Toutefois, si la statue est vêtue à l’antique, elle est armée à la « gauloise ». Le casque à crête doté de pièces rivetées sur les côtés correspond, en effet, au modèle des casques retrouvés à Bernières-d'Ailly au début du XIXe siècle qui, bien que datant de l’âge du bronze, ont été considérés à l’époque comme gaulois. La valorisation de la figure de Vercingétorix par la IIIe République a fortement popularisé la représentation de ce modèle de casque dans les arts. Cette figure de la France casquée est cependant moquée par Janniot, qui considère que cela lui donne « beaucoup plus l’aspect d’un gendarme qu’autre chose ».

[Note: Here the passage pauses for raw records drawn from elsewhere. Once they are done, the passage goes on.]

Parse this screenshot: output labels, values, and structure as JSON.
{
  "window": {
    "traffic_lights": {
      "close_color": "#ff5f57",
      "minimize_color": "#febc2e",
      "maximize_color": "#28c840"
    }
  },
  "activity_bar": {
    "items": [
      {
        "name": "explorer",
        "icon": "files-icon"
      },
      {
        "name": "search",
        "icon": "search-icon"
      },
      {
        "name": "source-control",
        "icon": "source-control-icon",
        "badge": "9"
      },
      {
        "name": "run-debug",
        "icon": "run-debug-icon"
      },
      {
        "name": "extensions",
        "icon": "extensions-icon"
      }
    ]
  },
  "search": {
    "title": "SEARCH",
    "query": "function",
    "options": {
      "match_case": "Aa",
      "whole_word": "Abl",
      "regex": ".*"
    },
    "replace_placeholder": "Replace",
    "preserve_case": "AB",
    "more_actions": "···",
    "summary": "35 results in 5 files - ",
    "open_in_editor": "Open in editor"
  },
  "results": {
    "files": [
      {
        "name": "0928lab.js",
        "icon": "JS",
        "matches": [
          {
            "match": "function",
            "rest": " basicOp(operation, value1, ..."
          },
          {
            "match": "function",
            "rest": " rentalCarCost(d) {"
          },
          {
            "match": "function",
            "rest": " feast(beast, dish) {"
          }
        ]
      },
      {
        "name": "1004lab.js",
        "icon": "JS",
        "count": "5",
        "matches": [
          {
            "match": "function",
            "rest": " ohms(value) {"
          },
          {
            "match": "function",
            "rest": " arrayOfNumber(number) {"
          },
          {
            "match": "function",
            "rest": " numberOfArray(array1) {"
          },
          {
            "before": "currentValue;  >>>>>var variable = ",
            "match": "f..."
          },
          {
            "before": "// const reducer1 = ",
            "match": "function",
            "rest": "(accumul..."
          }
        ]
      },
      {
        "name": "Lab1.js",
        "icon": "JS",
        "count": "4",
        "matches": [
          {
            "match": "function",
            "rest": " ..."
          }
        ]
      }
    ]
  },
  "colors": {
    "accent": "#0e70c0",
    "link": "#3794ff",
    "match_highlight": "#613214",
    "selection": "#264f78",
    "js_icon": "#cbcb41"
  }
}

La question de l'emplacement de la statue
Janniot juge surtout que la statue n’est pas à sa place, dans la mesure où elle gêne la visibilité du bas-relief. Il demande ainsi expressément à Laprade de la faire déplacer. L’architecte, considérant lui aussi la statue comme « franchement mauvaise et susceptible de rompre totalement l’harmonie du Musée des Colonies », demande dans une note du 23 avril 1931 l’autorisation de la déplacer sur l’esplanade.
Dans un article paru dans le journal Excelsior du 26 avril, le critique d’art Louis Vauxcelles, proche du groupe de sculpteurs la « Bande à Schnegg » dont fait partie Drivier, défend toutefois l’œuvre qui est « digne de son haut objet, digne du symbole qu’elle incarne, digne du grand sculpteur qui l’a signée », ainsi que son emplacement : « Installée au seuil du musée, elle ne saurait être dépossédée de cette place, qui est la sienne à titre définitif ».
Dans un esprit de conciliation, Laprade accepte de laisser la statue au seuil du musée, à condition qu’elle soit transférée sur la place de la Porte Dorée après le démontage de l’entrée principale de l’Exposition coloniale. Le transfert de la statue s’avère finalement nécessaire, dans la mesure où son emplacement au milieu de l’escalier entraîne des difficultés de circulation durant l’Exposition. La statue est ainsi intégrée au projet de fontaine en gradins imaginée par l’architecte Louis Madeline pour la place de la Porte Dorée, renommée place Edouard-Renard en 1935 en l’honneur de l’administrateur colonial. La statue de Drivier est placée à l’extrémité de la fontaine, sur un socle de pierre aux armes de la Ville de Paris. La patine matte s’étant estompée avec le temps, la statue éclatante est devenue une figure centrale de la Porte Dorée.